Lost in all the movie's moralizing about the dangers of violent entertainment is any commentary on the morality of the death penalty itself—the implication here is that it's strictly a third-world problem. Every contestant seems to be from a foreign country's prison, with no mention of China or the U.S., the biggest practitioners of capital punishment. When Brecken says that at least his way, one of the 10 will get to live, he has a point, though his villainy in other areas negates any sense of sincerity.
Meanwhile, before the movie gets on its high horse, we do get to watch several cool battles involving the likes of Texan redneck Jack Conrad (Austin), ex-SAS sadist McStarley (Jones), crazed martial artist Saiga (Masa Yamaguchi), and a 7-foot Soviet (Nathan Jones, who briefly had his own WWE stint before realizing that big-screen henchman roles were more lucrative and less punishing). Unlike The Rock, who did his trademark eyebrow-raise in The Scorpion King, or Kane, who utilized the choke slam in See No Evil, Austin doesn't wink at his audience with any signature mannerisms. Granted, the Stone Cold Stunner wouldn't be the most effective jungle-combat move, but it's a shame he doesn't get to at least flip the bird one time (although, free from basic cable's language restrictions, he's plenty good at verbalizing the gesture's equivalent). Instead, just to throw us off, he uses Bill Goldberg's "spear" and Roddy Piper's sleeper hold.
Audiences are cued to cheer for the Mortal Kombat-style fatalities that ensue, much as the corrupt promoters cheer and cue inappropriate rock music, but the turning point seems to come when McStarley and Saiga start to excessively enjoy kicking the crap out of a woman. Again, though, McMahon has no room to preach here—anyone else remember the Dudley Boyz slamming 80-year-old Mae Young through a wooden table to the cheers of an adoring fan base?
Austin as an actor is fine, but it feels at times like he's being held back from showing his true capability.
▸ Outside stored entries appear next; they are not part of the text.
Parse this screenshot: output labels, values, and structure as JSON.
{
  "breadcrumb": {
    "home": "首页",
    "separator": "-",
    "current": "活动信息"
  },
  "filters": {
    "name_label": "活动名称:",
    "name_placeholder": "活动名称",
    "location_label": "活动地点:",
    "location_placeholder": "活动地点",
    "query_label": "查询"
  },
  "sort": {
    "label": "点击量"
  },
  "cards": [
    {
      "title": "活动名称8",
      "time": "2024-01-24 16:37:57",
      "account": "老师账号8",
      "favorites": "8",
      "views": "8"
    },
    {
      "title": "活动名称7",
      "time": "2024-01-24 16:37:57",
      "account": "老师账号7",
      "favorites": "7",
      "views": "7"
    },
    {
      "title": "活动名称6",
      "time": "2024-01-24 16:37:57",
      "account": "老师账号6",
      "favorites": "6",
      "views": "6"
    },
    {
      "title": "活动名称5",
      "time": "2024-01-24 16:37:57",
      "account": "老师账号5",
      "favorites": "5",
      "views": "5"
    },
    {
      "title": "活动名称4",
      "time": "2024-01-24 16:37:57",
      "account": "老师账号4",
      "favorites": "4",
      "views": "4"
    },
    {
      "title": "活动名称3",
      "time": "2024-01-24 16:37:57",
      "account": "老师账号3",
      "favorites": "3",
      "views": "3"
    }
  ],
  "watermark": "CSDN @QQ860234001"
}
Only in the second half of the film, when he finally loses his temper and gets down to the business of revenge, does Stone Cold truly heat up the screen. For the rest of it, villainous Jones gets all the best scenes—ironically, Austin was originally up for that role, and one wonders how much more he could have shown us, given his standout turn as a racist prison guard in The Longest Yard.
And then there are some really strange detours: cut-aways to FBI headquarters in Washington or Conrad's old girlfriend, who lives on a farm. The acting in these tangent scenes is atrocious, and their contributions to the story are relatively minor, though they factor in to the faux morality when the movie takes its preachy turn at the end.
Flaws and all, though, this is still the most entertaining release from WWE films to date, and that's mainly due to Austin, Jones and Hostel's Rick Hoffman, doing that fast-talking shtick of his as a controller with a crisis of conscience. If you feel bad for enjoying it, it shouldn't be because of the violence; rather it should be because director Scott Wiper felt the need to spoil his escapist thrills with phony pontifications.